Lizzo Sends Lunch to Hospitals Across the Nation

Meanwhile, Post Malone’s fellow Texan superstar Lizzo has been practicing a more traditional form of humanitarianism throughout all of this, buying meals and recording video messages for health care workers all over the country. This week, the Houston-bred singer bought lunches for emergency room doctors and nurses in Michigan, Minnesota, California, New Jersey, and many more, sending each personalized statements of love and support. It’s the kind of grand gesture that can make you feel like there is still good in this world, and that we really can pull through this thing if we look out for each other. But if that alone doesn’t lift your spirits, maybe watch this video of Jeopardy! host Alex Trebek speak-singing his way through Lizzo’s “Truth Hurts.” We’re gonna make it, everybody. 

THIS WEEK IN MATTHEW MCCONAUGHEY

After a couple of weeks spent offering words of reassurance and gentle admonition, Matthew McConaughey put some of his money where his mouth was (after carefully wiping it down). The actor and entrepreneur announced that his whiskey partners at Wild Turkey have pledged $1 million to Another Round Another Rally, a campaign supporting the many bartenders, waiters, and other service people who are currently out of work because of COVID-19-related closures. McConaughey urged his three-million-plus followers to join him in throwing in to the “virtual tip jar,” which has already collected more than $1 million in donations. I’m not sure how much of that you can credit to McConaughey directly—but of course, when Matthew McConaughey tells you to tip, you tip. 

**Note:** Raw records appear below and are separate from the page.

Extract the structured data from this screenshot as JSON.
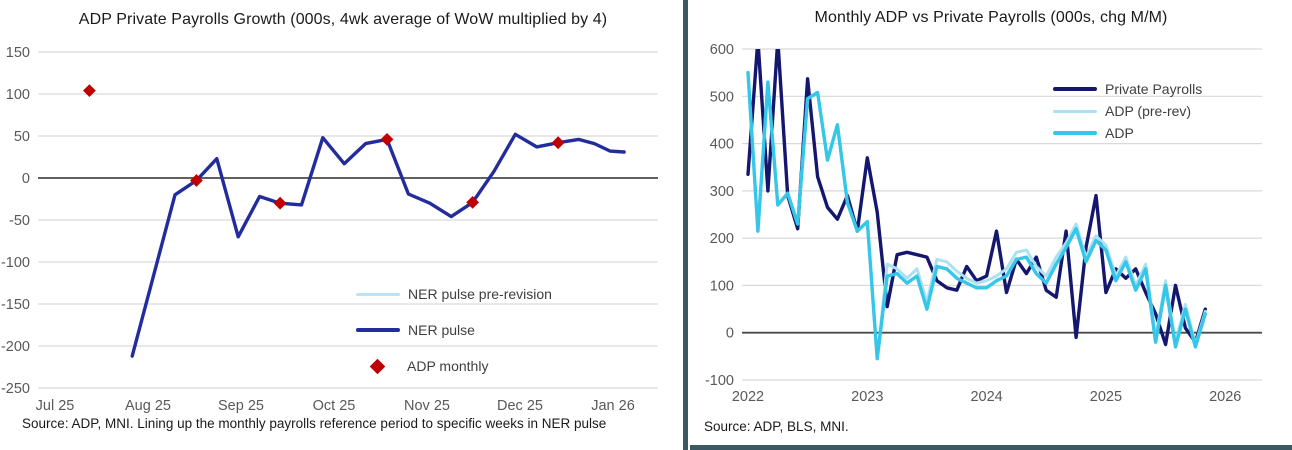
{
  "page": {
    "frame_color": "#3C5862",
    "background": "#ffffff"
  },
  "chart_data": [
    {
      "type": "line",
      "title": "ADP Private Payrolls Growth (000s, 4wk average of WoW multiplied by 4)",
      "source_note": "Source: ADP, MNI. Lining up the monthly payrolls reference period to specific weeks in NER pulse",
      "ylim": [
        -250,
        150
      ],
      "ytick_step": 50,
      "xlim": [
        -0.183,
        6.484
      ],
      "x_unit": "months since Jul 2025 (weekly data)",
      "grid": true,
      "legend_position": "inside-lower-right",
      "axis_color": "#595959",
      "grid_color": "#d9d9d9",
      "zero_line_color": "#4a4a4a",
      "xticks": [
        {
          "pos": 0,
          "label": "Jul 25"
        },
        {
          "pos": 1,
          "label": "Aug 25"
        },
        {
          "pos": 2,
          "label": "Sep 25"
        },
        {
          "pos": 3,
          "label": "Oct 25"
        },
        {
          "pos": 4,
          "label": "Nov 25"
        },
        {
          "pos": 5,
          "label": "Dec 25"
        },
        {
          "pos": 6,
          "label": "Jan 26"
        }
      ],
      "series": [
        {
          "name": "NER pulse pre-revision",
          "color": "#B8E4F4",
          "width": 3,
          "points": [
            [
              0.83,
              -212
            ],
            [
              1.29,
              -20
            ],
            [
              1.52,
              -3
            ],
            [
              1.74,
              23
            ],
            [
              1.97,
              -70
            ],
            [
              2.2,
              -22
            ],
            [
              2.42,
              -30
            ],
            [
              2.65,
              -32
            ],
            [
              2.88,
              48
            ],
            [
              3.11,
              17
            ],
            [
              3.34,
              41
            ],
            [
              3.57,
              46
            ],
            [
              3.8,
              -19
            ],
            [
              4.03,
              -30
            ],
            [
              4.26,
              -46
            ],
            [
              4.49,
              -29
            ],
            [
              4.72,
              8
            ],
            [
              4.95,
              52
            ],
            [
              5.18,
              37
            ],
            [
              5.41,
              42
            ],
            [
              5.63,
              46
            ],
            [
              5.8,
              41
            ],
            [
              5.97,
              32
            ],
            [
              6.12,
              31
            ]
          ]
        },
        {
          "name": "NER pulse",
          "color": "#232C9C",
          "width": 3.4,
          "points": [
            [
              0.83,
              -212
            ],
            [
              1.29,
              -20
            ],
            [
              1.52,
              -3
            ],
            [
              1.74,
              23
            ],
            [
              1.97,
              -70
            ],
            [
              2.2,
              -22
            ],
            [
              2.42,
              -30
            ],
            [
              2.65,
              -32
            ],
            [
              2.88,
              48
            ],
            [
              3.11,
              17
            ],
            [
              3.34,
              41
            ],
            [
              3.57,
              46
            ],
            [
              3.8,
              -19
            ],
            [
              4.03,
              -30
            ],
            [
              4.26,
              -46
            ],
            [
              4.49,
              -29
            ],
            [
              4.72,
              8
            ],
            [
              4.95,
              52
            ],
            [
              5.18,
              37
            ],
            [
              5.41,
              42
            ],
            [
              5.63,
              46
            ],
            [
              5.8,
              41
            ],
            [
              5.97,
              32
            ],
            [
              6.12,
              31
            ]
          ]
        },
        {
          "name": "ADP monthly",
          "color": "#C00000",
          "marker": "diamond",
          "points": [
            [
              0.37,
              104
            ],
            [
              1.52,
              -3
            ],
            [
              2.42,
              -30
            ],
            [
              3.57,
              46
            ],
            [
              4.49,
              -29
            ],
            [
              5.41,
              42
            ]
          ]
        }
      ]
    },
    {
      "type": "line",
      "title": "Monthly ADP vs Private Payrolls (000s, chg M/M)",
      "source_note": "Source: ADP, BLS, MNI.",
      "ylim": [
        -100,
        600
      ],
      "ytick_step": 100,
      "xlim": [
        -0.6,
        51.7
      ],
      "x_unit": "months since Jan 2022",
      "grid": true,
      "legend_position": "inside-upper-right",
      "axis_color": "#595959",
      "grid_color": "#d9d9d9",
      "zero_line_color": "#4a4a4a",
      "xticks": [
        {
          "pos": 0,
          "label": "2022"
        },
        {
          "pos": 12,
          "label": "2023"
        },
        {
          "pos": 24,
          "label": "2024"
        },
        {
          "pos": 36,
          "label": "2025"
        },
        {
          "pos": 48,
          "label": "2026"
        }
      ],
      "series": [
        {
          "name": "Private Payrolls",
          "color": "#15176E",
          "width": 3.4,
          "values": [
            335,
            620,
            300,
            620,
            290,
            220,
            537,
            330,
            265,
            240,
            290,
            215,
            370,
            255,
            55,
            165,
            170,
            165,
            160,
            110,
            95,
            90,
            140,
            110,
            120,
            215,
            85,
            155,
            125,
            160,
            90,
            75,
            215,
            -10,
            180,
            290,
            85,
            135,
            115,
            135,
            85,
            40,
            -25,
            100,
            10,
            -20,
            50
          ]
        },
        {
          "name": "ADP (pre-rev)",
          "color": "#ABE1F2",
          "width": 3,
          "values": [
            550,
            215,
            530,
            270,
            295,
            230,
            495,
            508,
            365,
            440,
            275,
            215,
            235,
            -55,
            145,
            135,
            115,
            135,
            65,
            155,
            150,
            130,
            115,
            105,
            110,
            120,
            135,
            170,
            175,
            140,
            120,
            160,
            190,
            230,
            160,
            205,
            185,
            120,
            160,
            100,
            145,
            -10,
            110,
            -20,
            60,
            -25,
            45
          ]
        },
        {
          "name": "ADP",
          "color": "#36C6E8",
          "width": 3.4,
          "values": [
            550,
            215,
            530,
            270,
            295,
            230,
            495,
            508,
            365,
            440,
            275,
            215,
            235,
            -55,
            120,
            125,
            105,
            120,
            50,
            140,
            135,
            115,
            105,
            95,
            95,
            110,
            120,
            155,
            160,
            125,
            105,
            145,
            180,
            220,
            150,
            195,
            175,
            110,
            150,
            90,
            135,
            -20,
            100,
            -30,
            50,
            -30,
            40
          ]
        }
      ]
    }
  ]
}
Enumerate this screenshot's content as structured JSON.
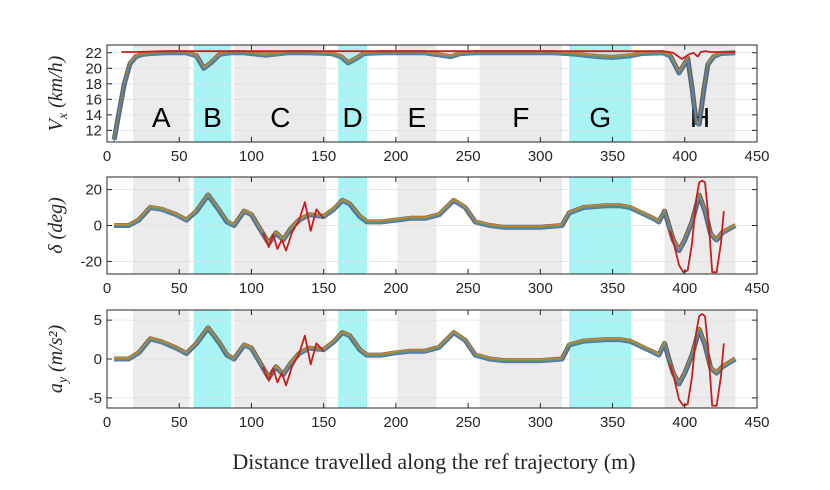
{
  "chart_data": {
    "type": "line",
    "xlabel": "Distance travelled along the ref trajectory (m)",
    "xlim": [
      0,
      450
    ],
    "xticks": [
      0,
      50,
      100,
      150,
      200,
      250,
      300,
      350,
      400,
      450
    ],
    "colors": {
      "gray_region": "#ebebeb",
      "cyan_region": "#a8f4f4",
      "curve_base": "#4a4a4a",
      "curve_red": "#c81e1e",
      "curve_blue": "#4f7fc0",
      "curve_orange": "#d8892a",
      "curve_green": "#6aa84f"
    },
    "regions": [
      {
        "label": "A",
        "x0": 18,
        "x1": 57,
        "kind": "gray"
      },
      {
        "label": "B",
        "x0": 60,
        "x1": 86,
        "kind": "cyan"
      },
      {
        "label": "C",
        "x0": 88,
        "x1": 152,
        "kind": "gray"
      },
      {
        "label": "D",
        "x0": 160,
        "x1": 180,
        "kind": "cyan"
      },
      {
        "label": "E",
        "x0": 201,
        "x1": 228,
        "kind": "gray"
      },
      {
        "label": "F",
        "x0": 258,
        "x1": 315,
        "kind": "gray"
      },
      {
        "label": "G",
        "x0": 320,
        "x1": 363,
        "kind": "cyan"
      },
      {
        "label": "H",
        "x0": 386,
        "x1": 435,
        "kind": "gray"
      }
    ],
    "panels": [
      {
        "ylabel": "V_x (km/h)",
        "ylabel_parts": [
          "V",
          "x",
          " (km/h)"
        ],
        "ylim": [
          10.5,
          23
        ],
        "yticks": [
          12,
          14,
          16,
          18,
          20,
          22
        ],
        "show_region_labels": true,
        "series": [
          {
            "x": [
              5,
              8,
              12,
              16,
              20,
              25,
              30,
              40,
              55,
              62,
              67,
              72,
              78,
              85,
              95,
              110,
              125,
              140,
              155,
              162,
              167,
              172,
              178,
              190,
              220,
              238,
              245,
              255,
              280,
              310,
              325,
              340,
              350,
              362,
              370,
              385,
              390,
              393,
              396,
              399,
              402,
              405,
              408,
              410,
              413,
              416,
              420,
              425,
              435
            ],
            "y": [
              10.8,
              14,
              18,
              20.6,
              21.5,
              21.8,
              21.9,
              22.0,
              22.0,
              21.6,
              20.0,
              20.7,
              21.8,
              22.0,
              22.0,
              21.7,
              22.0,
              22.0,
              21.9,
              21.5,
              20.7,
              21.2,
              21.9,
              22.0,
              22.0,
              21.5,
              21.9,
              22.0,
              22.0,
              22.0,
              21.8,
              21.5,
              21.4,
              21.6,
              21.9,
              22.0,
              21.6,
              20.5,
              19.4,
              20.3,
              21.3,
              17.5,
              13.0,
              12.8,
              17.0,
              20.5,
              21.5,
              21.9,
              22.0
            ]
          },
          {
            "x": [
              10,
              20,
              40,
              60,
              100,
              150,
              200,
              250,
              300,
              350,
              385,
              392,
              398,
              403,
              406,
              409,
              411,
              414,
              418,
              435
            ],
            "y": [
              22.1,
              22.1,
              22.2,
              22.2,
              22.2,
              22.2,
              22.2,
              22.2,
              22.2,
              22.2,
              22.2,
              22.0,
              21.2,
              21.8,
              22.0,
              21.5,
              22.1,
              22.2,
              22.1,
              22.1
            ]
          }
        ]
      },
      {
        "ylabel": "δ (deg)",
        "ylabel_parts": [
          "δ",
          "",
          " (deg)"
        ],
        "ylim": [
          -27,
          27
        ],
        "yticks": [
          -20,
          0,
          20
        ],
        "show_region_labels": false,
        "series": [
          {
            "x": [
              5,
              15,
              22,
              30,
              38,
              48,
              55,
              62,
              70,
              78,
              83,
              88,
              95,
              100,
              106,
              112,
              117,
              122,
              127,
              133,
              140,
              150,
              157,
              163,
              168,
              175,
              180,
              190,
              200,
              210,
              220,
              230,
              240,
              248,
              255,
              265,
              275,
              285,
              300,
              315,
              320,
              330,
              345,
              355,
              362,
              370,
              378,
              382,
              386,
              389,
              392,
              396,
              400,
              405,
              410,
              414,
              418,
              422,
              426,
              435
            ],
            "y": [
              0,
              0,
              3,
              10,
              9,
              6,
              3,
              8,
              17,
              8,
              2,
              0,
              8,
              6,
              -2,
              -10,
              -4,
              -8,
              -2,
              3,
              6,
              5,
              9,
              14,
              12,
              5,
              2,
              2,
              3,
              4,
              4,
              6,
              14,
              10,
              2,
              0,
              -1,
              -1,
              -1,
              0,
              7,
              10,
              11,
              11,
              10,
              7,
              4,
              2,
              8,
              0,
              -8,
              -14,
              -8,
              2,
              17,
              8,
              -5,
              -8,
              -4,
              0
            ]
          },
          {
            "x": [
              108,
              112,
              115,
              118,
              121,
              124,
              128,
              133,
              137,
              141,
              145,
              150
            ],
            "y": [
              -4,
              -12,
              -5,
              -13,
              -8,
              -14,
              -4,
              3,
              13,
              -3,
              9,
              4
            ]
          },
          {
            "x": [
              390,
              393,
              396,
              399,
              402,
              405,
              408,
              410,
              412,
              414,
              416,
              419,
              422,
              425,
              427
            ],
            "y": [
              -3,
              -12,
              -22,
              -26,
              -25,
              -10,
              15,
              24,
              25,
              24,
              8,
              -26,
              -26,
              -10,
              8
            ]
          }
        ]
      },
      {
        "ylabel": "a_y (m/s²)",
        "ylabel_parts": [
          "a",
          "y",
          " (m/s²)"
        ],
        "ylim": [
          -6.3,
          6.3
        ],
        "yticks": [
          -5,
          0,
          5
        ],
        "show_region_labels": false,
        "series": [
          {
            "x": [
              5,
              15,
              22,
              30,
              38,
              48,
              55,
              62,
              70,
              78,
              83,
              88,
              95,
              100,
              106,
              112,
              117,
              122,
              127,
              133,
              140,
              150,
              157,
              163,
              168,
              175,
              180,
              190,
              200,
              210,
              220,
              230,
              240,
              248,
              255,
              265,
              275,
              285,
              300,
              315,
              320,
              330,
              345,
              355,
              362,
              370,
              378,
              382,
              386,
              389,
              392,
              396,
              400,
              405,
              410,
              414,
              418,
              422,
              426,
              435
            ],
            "y": [
              0,
              0,
              0.8,
              2.6,
              2.2,
              1.4,
              0.7,
              2.0,
              4.0,
              2.0,
              0.5,
              0,
              1.8,
              1.4,
              -0.5,
              -2.4,
              -1.0,
              -2.0,
              -0.6,
              0.7,
              1.4,
              1.2,
              2.2,
              3.4,
              3.0,
              1.2,
              0.5,
              0.5,
              0.8,
              1.0,
              1.0,
              1.5,
              3.4,
              2.4,
              0.5,
              0,
              -0.2,
              -0.2,
              -0.2,
              0,
              1.8,
              2.3,
              2.5,
              2.5,
              2.3,
              1.6,
              0.9,
              0.5,
              2.0,
              0,
              -1.8,
              -3.2,
              -1.8,
              0.5,
              3.8,
              1.8,
              -1.2,
              -1.8,
              -1.0,
              0
            ]
          },
          {
            "x": [
              108,
              112,
              115,
              118,
              121,
              124,
              128,
              133,
              137,
              141,
              145,
              150
            ],
            "y": [
              -1,
              -2.8,
              -1.2,
              -3.0,
              -1.8,
              -3.4,
              -1,
              0.7,
              3.0,
              -0.7,
              2.0,
              1.0
            ]
          },
          {
            "x": [
              390,
              393,
              396,
              399,
              402,
              405,
              408,
              410,
              412,
              414,
              416,
              419,
              422,
              425,
              427
            ],
            "y": [
              -0.7,
              -2.8,
              -5.2,
              -6.0,
              -5.8,
              -2.3,
              3.5,
              5.5,
              5.8,
              5.5,
              1.8,
              -6.0,
              -6.0,
              -2.3,
              2.0
            ]
          }
        ]
      }
    ]
  }
}
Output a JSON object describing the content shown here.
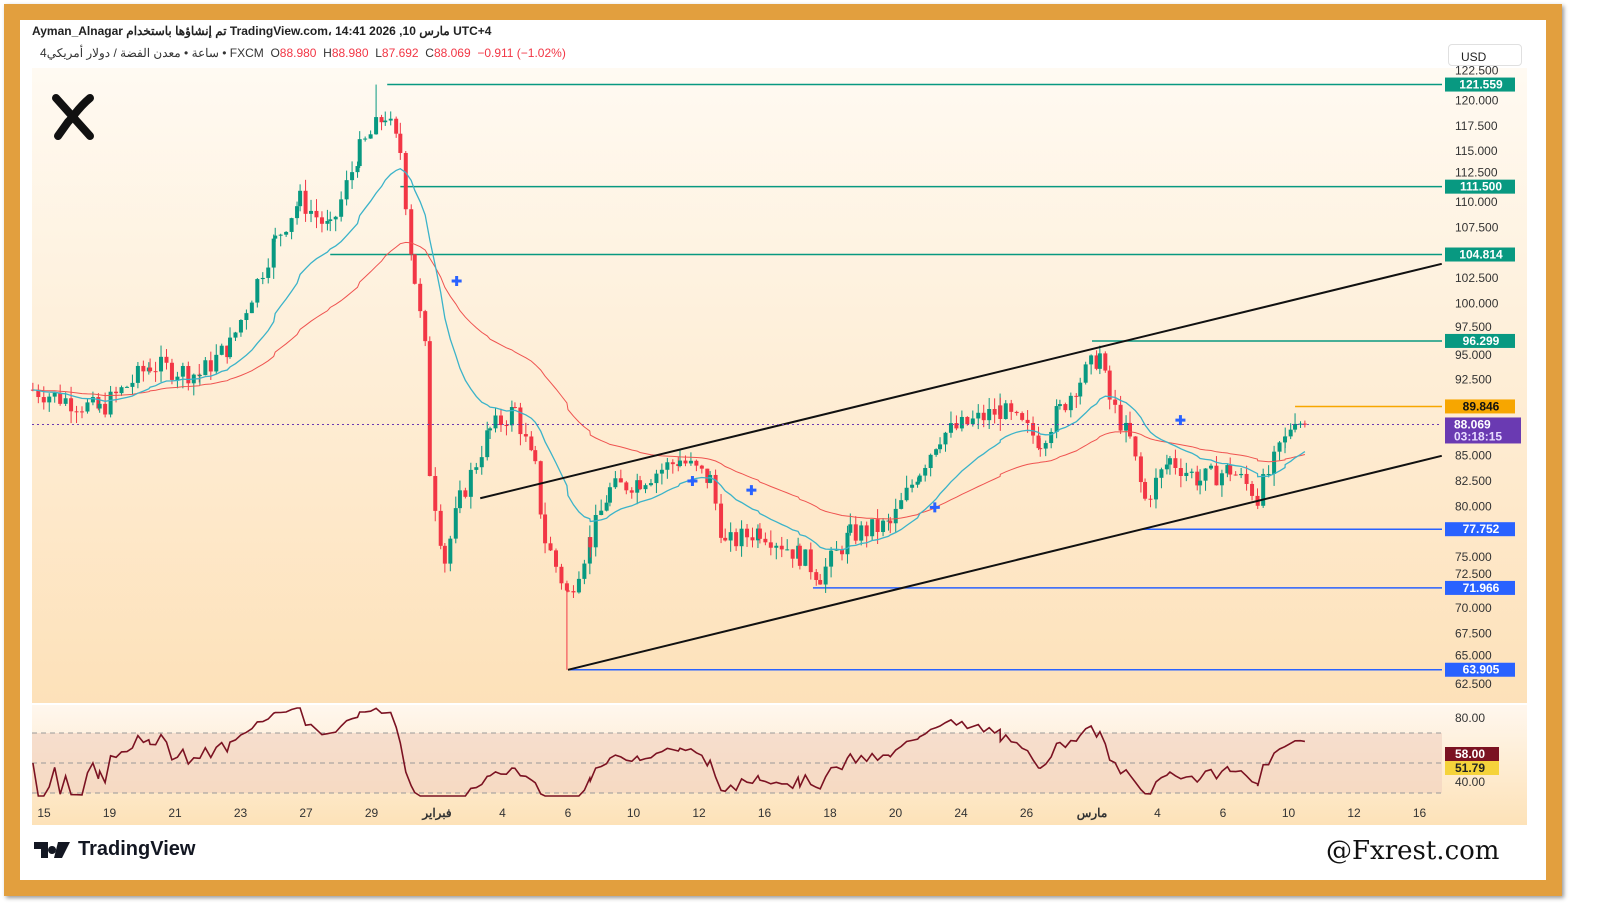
{
  "header": {
    "line1": "Ayman_Alnagar تم إنشاؤها باستخدام TradingView.com، 14:41 2026 ,10 مارس UTC+4",
    "symbol": "4ساعة • معدن الفضة / دولار أمريكي • FXCM",
    "open_label": "O",
    "open": "88.980",
    "high_label": "H",
    "high": "88.980",
    "low_label": "L",
    "low": "87.692",
    "close_label": "C",
    "close": "88.069",
    "change": "−0.911 (−1.02%)"
  },
  "currency": "USD",
  "footer": {
    "brand": "TradingView",
    "watermark": "@Fxrest.com"
  },
  "colors": {
    "up": "#089981",
    "down": "#f23645",
    "ema_fast": "#3bb3c9",
    "ema_slow": "#ef5350",
    "resistance": "#089981",
    "support": "#2962ff",
    "current": "#6a3ab2",
    "rsi": "#7b1222",
    "frame": "#e29f3e"
  },
  "chart_data": {
    "type": "candlestick",
    "x_tick_labels": [
      "15",
      "19",
      "21",
      "23",
      "27",
      "29",
      "فبراير",
      "4",
      "6",
      "10",
      "12",
      "16",
      "18",
      "20",
      "24",
      "26",
      "مارس",
      "4",
      "6",
      "10",
      "12",
      "16"
    ],
    "y_ticks": [
      "122.500",
      "120.000",
      "117.500",
      "115.000",
      "112.500",
      "110.000",
      "107.500",
      "102.500",
      "100.000",
      "97.500",
      "95.000",
      "92.500",
      "85.000",
      "82.500",
      "80.000",
      "75.000",
      "72.500",
      "70.000",
      "67.500",
      "65.000",
      "62.500"
    ],
    "ylim": [
      62.5,
      122.5
    ],
    "price_path_note_x_unit": "x-tick index",
    "price_path": [
      [
        -0.17,
        91.5
      ],
      [
        0.85,
        89.5
      ],
      [
        1.62,
        93.9
      ],
      [
        2.38,
        93
      ],
      [
        2.84,
        95.9
      ],
      [
        3.53,
        106.2
      ],
      [
        3.91,
        110.2
      ],
      [
        4.37,
        107.2
      ],
      [
        4.82,
        115.1
      ],
      [
        5.21,
        118.6
      ],
      [
        5.44,
        115
      ],
      [
        5.66,
        102.3
      ],
      [
        5.82,
        95.4
      ],
      [
        5.89,
        83.6
      ],
      [
        6.12,
        74.7
      ],
      [
        6.35,
        80.6
      ],
      [
        6.81,
        87.5
      ],
      [
        7.19,
        89.5
      ],
      [
        7.5,
        83.6
      ],
      [
        7.65,
        76.7
      ],
      [
        8.0,
        71.3
      ],
      [
        8.34,
        76.7
      ],
      [
        8.64,
        81.6
      ],
      [
        9.1,
        82.6
      ],
      [
        9.71,
        84.6
      ],
      [
        10.17,
        82.6
      ],
      [
        10.4,
        76.2
      ],
      [
        10.93,
        77.7
      ],
      [
        11.54,
        75.2
      ],
      [
        11.85,
        73.2
      ],
      [
        12.31,
        77.2
      ],
      [
        12.92,
        78.2
      ],
      [
        13.37,
        83.6
      ],
      [
        13.68,
        87
      ],
      [
        14.6,
        89.5
      ],
      [
        15.21,
        86.5
      ],
      [
        15.51,
        89.5
      ],
      [
        15.82,
        92.5
      ],
      [
        16.12,
        94.9
      ],
      [
        16.27,
        90.5
      ],
      [
        16.58,
        86.5
      ],
      [
        16.81,
        80.6
      ],
      [
        17.19,
        84.6
      ],
      [
        17.65,
        82.6
      ],
      [
        18.11,
        83.6
      ],
      [
        18.53,
        81.1
      ],
      [
        18.95,
        86.5
      ],
      [
        19.1,
        89
      ],
      [
        19.25,
        88.069
      ]
    ],
    "levels": [
      {
        "price": 121.559,
        "label": "121.559",
        "from": 5.24,
        "kind": "resistance"
      },
      {
        "price": 111.5,
        "label": "111.500",
        "from": 5.44,
        "kind": "resistance"
      },
      {
        "price": 104.814,
        "label": "104.814",
        "from": 4.37,
        "kind": "resistance"
      },
      {
        "price": 96.299,
        "label": "96.299",
        "from": 16.0,
        "kind": "resistance"
      },
      {
        "price": 89.846,
        "label": "89.846",
        "from": 19.1,
        "kind": "orange"
      },
      {
        "price": 77.752,
        "label": "77.752",
        "from": 16.78,
        "kind": "support"
      },
      {
        "price": 71.966,
        "label": "71.966",
        "from": 11.74,
        "kind": "support"
      },
      {
        "price": 63.905,
        "label": "63.905",
        "from": 8.0,
        "kind": "support"
      }
    ],
    "current_price": {
      "value": 88.069,
      "label": "88.069",
      "countdown": "03:18:15"
    },
    "channel": {
      "upper": [
        [
          6.66,
          80.8
        ],
        [
          21.34,
          103.9
        ]
      ],
      "lower": [
        [
          8.0,
          63.9
        ],
        [
          21.34,
          84.98
        ]
      ]
    },
    "cross_markers": [
      [
        6.3,
        102.2
      ],
      [
        9.9,
        82.5
      ],
      [
        10.8,
        81.6
      ],
      [
        13.6,
        79.9
      ],
      [
        17.35,
        88.5
      ]
    ],
    "rsi": {
      "ticks": [
        "80.00",
        "40.00"
      ],
      "bands": [
        70,
        50,
        30
      ],
      "value": "58.00",
      "ma_value": "51.79",
      "ylim": [
        25,
        85
      ]
    }
  }
}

Meanwhile, McConaughey once again lent his voice to a new coronavirus PSA, this time targeted at all Americans, and with a notably more aggressive tone than his previous, “stay home if you can” message for Texans. The ad urges everyone to stay home, period, with McConaughey declaring, “We are at war with a virus … Staying home is not a retreat. It’s the most brave and aggressive weapon we have against this enemy.” Even in Matthew McConaughey’s usual warm, gregarious intonations, the language has taken on decidedly more urgency and gravity, as befits the moment. Hopefully it’s enough to convince any remaining stragglers and skeptics to start taking this thing seriously, before McConaughey has to start calling them out by name.